Who is humanity? asks Heidegger. Not, What is humanity? Moreover, he ties the issue both to history and to poetry: "The thinking of Parmenides and Heraclitus is still poetic, and here this means philosophical, not scientific" (IM, 154 [110]). The shift from "what" to "who" is wholly correct: "what" is to the world as "who" is to history. Also, it is no doubt correct (I'm certainly not going to question it) that thinking at the time of Parmenides was more like poetry than science.
Today, by contrast, philosophy is more like science than poetry. And poetry is more like politics than philosophy. In fact, I would question Heidegger only in his approach: what, after all, is he doing in his Introduction to Metaphysics? He seems to be trying to replace metaphysics with some sort of anthropology. It is no wonder he gets himself into trouble on the subject of National Socialism at the end of the course (213 [152]). After all, if the question is "Who is humanity?" then the struggle over the answer is political.

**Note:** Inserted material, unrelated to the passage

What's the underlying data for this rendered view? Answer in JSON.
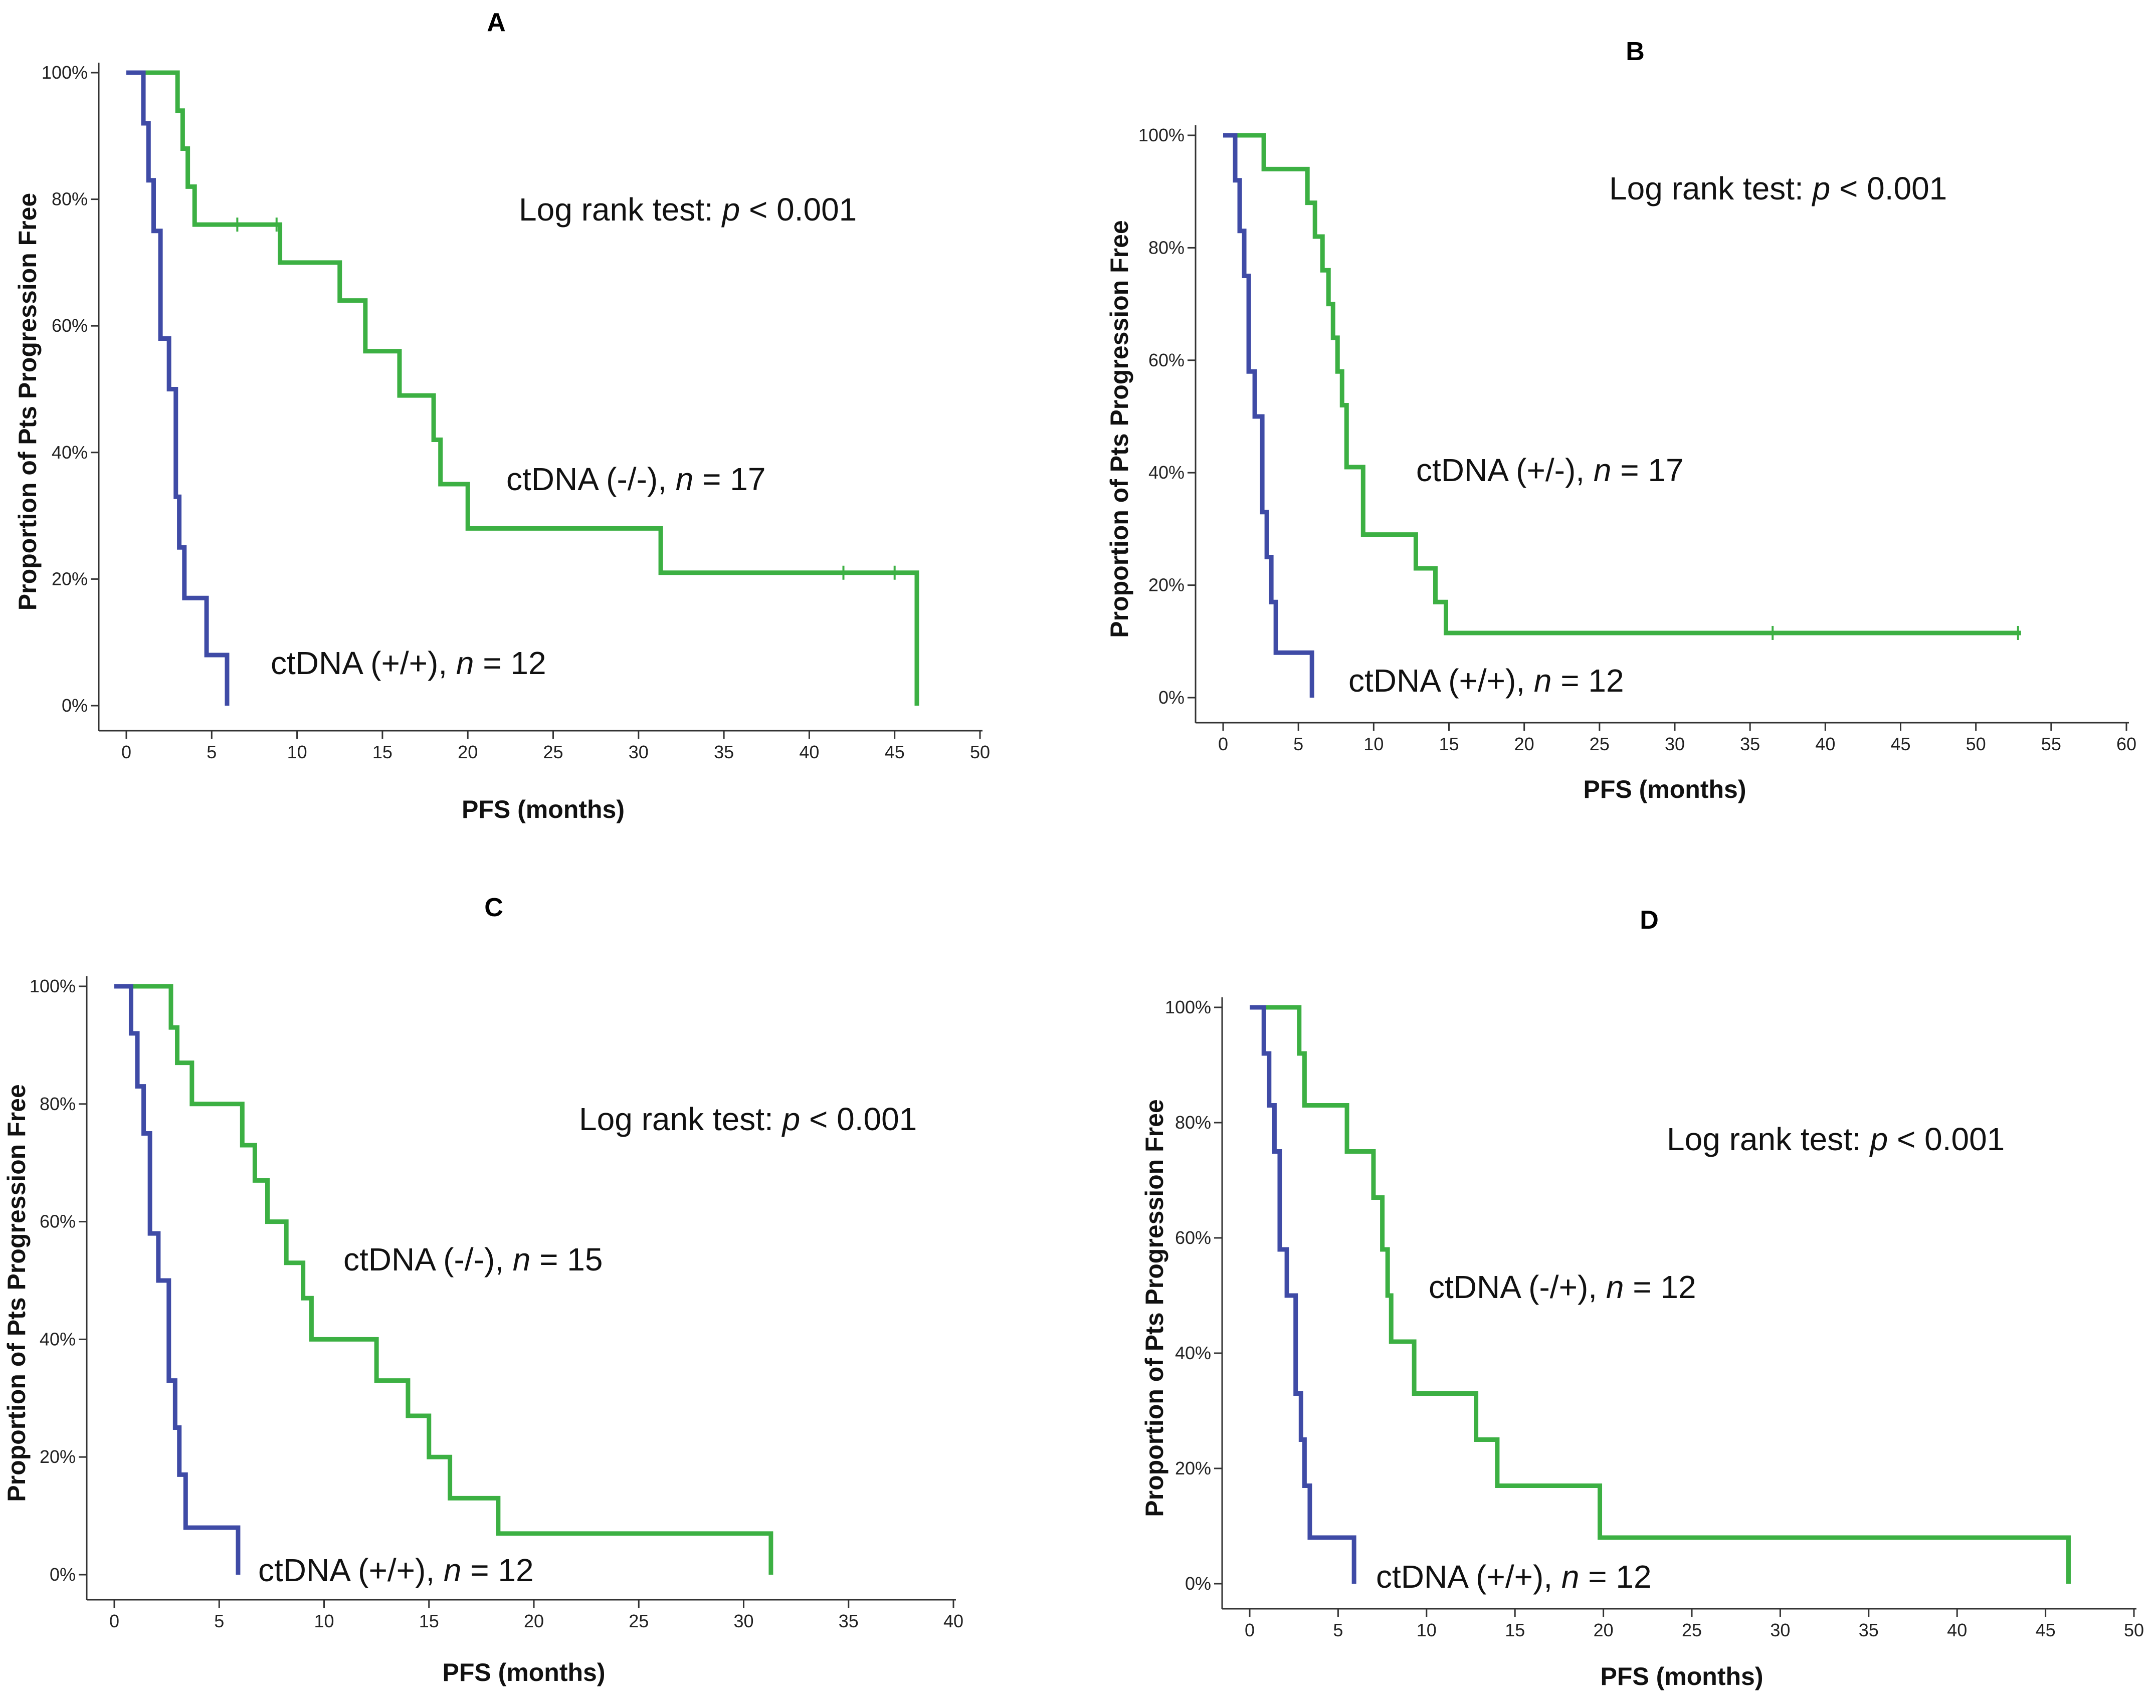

Whatever his aim, he seems to be bound to producing a "logos" of human existence (Dasein). That is, he wants to give us an account of the subject. But perhaps the project of trying to account for, to understand, human existence is doomed from the start. In "the humanities", there is no understanding, only obedience (as Deleuze and Guattari have suggested somewhere, I think).
We don't think we are human; if we do, we feel it. The consequence is a rigorously a-logical approach to human existence. No logos. Pathos. Not anthropology but anthropopathy (an ugly enough word). A story, or better a passion, of humanity, not an account or logic of it. A poem that contains history. An epic.